New insights into Lambda-cyhalothrin-induced lipid metabolism disorder in liver: Crosstalk between oxidative stress and PPARα signaling pathway

Pesticide pollution has become a pressing global environmental concern, primarily driven by the excessive use of pesticides in agricultural practices, resulting in ecosystem degradation and significant risks to human and animal health. Lambda-cyhalothrin (LCT), a widely utilized pyrethroid pesticide, is known to induce multi-organ toxicity, with pronounced effects on the liver. However, the molecular mechanisms underlying LCT-induced hepatotoxicity and effective mitigation strategies remain poorly understood. In this study, we developed in vivo and in vitro LCT exposure models and employed transcriptomics, histopathology, and Molecular Biology techniques to investigate alterations in hepatic lipid metabolism, oxidative stress, Peroxisome Proliferator-activated Receptor alpha (PPARα) signaling, the Cytochrome P450 (CYP450) enzyme system, and the Phosphoinositide 3-kinase (PI3K)/Protein kinase B (Akt) signaling pathway.
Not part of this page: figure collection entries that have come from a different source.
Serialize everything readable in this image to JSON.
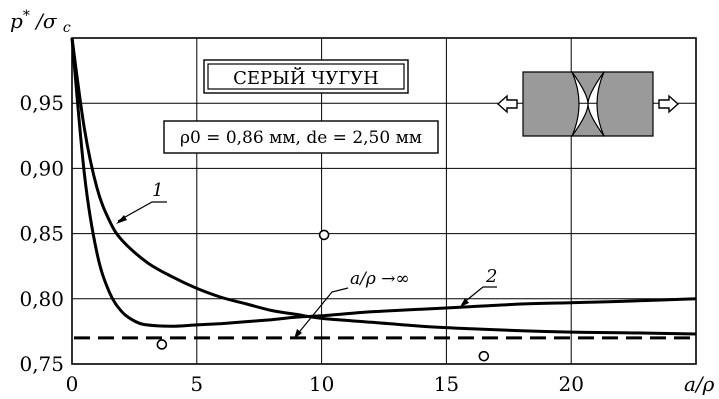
{
  "chart_data": {
    "type": "line",
    "ylabel": "p* /σ c",
    "xlabel": "a/ρ",
    "xlim": [
      0,
      25
    ],
    "ylim": [
      0.75,
      1.0
    ],
    "x_ticks": [
      {
        "value": 0,
        "label": "0"
      },
      {
        "value": 5,
        "label": "5"
      },
      {
        "value": 10,
        "label": "10"
      },
      {
        "value": 15,
        "label": "15"
      },
      {
        "value": 20,
        "label": "20"
      }
    ],
    "y_ticks": [
      {
        "value": 0.75,
        "label": "0,75"
      },
      {
        "value": 0.8,
        "label": "0,80"
      },
      {
        "value": 0.85,
        "label": "0,85"
      },
      {
        "value": 0.9,
        "label": "0,90"
      },
      {
        "value": 0.95,
        "label": "0,95"
      }
    ],
    "grid": true,
    "series": [
      {
        "name": "1",
        "points": [
          [
            0,
            1.0
          ],
          [
            0.5,
            0.93
          ],
          [
            1,
            0.885
          ],
          [
            1.5,
            0.86
          ],
          [
            2,
            0.845
          ],
          [
            3,
            0.828
          ],
          [
            4,
            0.817
          ],
          [
            5,
            0.808
          ],
          [
            6,
            0.801
          ],
          [
            7,
            0.796
          ],
          [
            8,
            0.791
          ],
          [
            9,
            0.788
          ],
          [
            10,
            0.785
          ],
          [
            12,
            0.782
          ],
          [
            14,
            0.779
          ],
          [
            16,
            0.777
          ],
          [
            18,
            0.7755
          ],
          [
            20,
            0.7745
          ],
          [
            22,
            0.774
          ],
          [
            25,
            0.773
          ]
        ]
      },
      {
        "name": "2",
        "points": [
          [
            0,
            1.0
          ],
          [
            0.5,
            0.895
          ],
          [
            1,
            0.835
          ],
          [
            1.5,
            0.805
          ],
          [
            2,
            0.79
          ],
          [
            2.5,
            0.783
          ],
          [
            3,
            0.78
          ],
          [
            4,
            0.779
          ],
          [
            5,
            0.78
          ],
          [
            6,
            0.781
          ],
          [
            7,
            0.7825
          ],
          [
            8,
            0.784
          ],
          [
            9,
            0.786
          ],
          [
            10,
            0.787
          ],
          [
            12,
            0.79
          ],
          [
            14,
            0.792
          ],
          [
            16,
            0.794
          ],
          [
            18,
            0.796
          ],
          [
            20,
            0.797
          ],
          [
            22,
            0.798
          ],
          [
            25,
            0.8
          ]
        ]
      }
    ],
    "asymptote": {
      "label": "a/ρ →∞",
      "y": 0.77
    },
    "experimental_points": [
      [
        3.6,
        0.765
      ],
      [
        10.1,
        0.849
      ],
      [
        16.5,
        0.756
      ]
    ],
    "annotations": {
      "material": "СЕРЫЙ ЧУГУН",
      "params": "ρ0 = 0,86 мм, de = 2,50 мм"
    }
  }
}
Furthermore, experiments using oxidative stress inhibitors and PPARα agonists in a hepatocyte cell line (LMH) model demonstrated that LCT modulates CYP450 enzyme system gene expression and suppresses PI3K/Akt pathway activity. Through crosstalk between oxidative stress and PPARα signaling, LCT ultimately disrupts lipid metabolism and induces liver injury. This study provides the first evidence that LCT triggers hepatotoxicity via crosstalk between oxidative stress and PPARα pathways, offering novel insights into optimizing LCT safety guidelines and developing targeted interventions for managing the toxicity of environmental pollutants.

Hepatotoxicity; Lambda-cyhalothrin; Lipid metabolism; Oxidative stress; PPARα signaling pathway.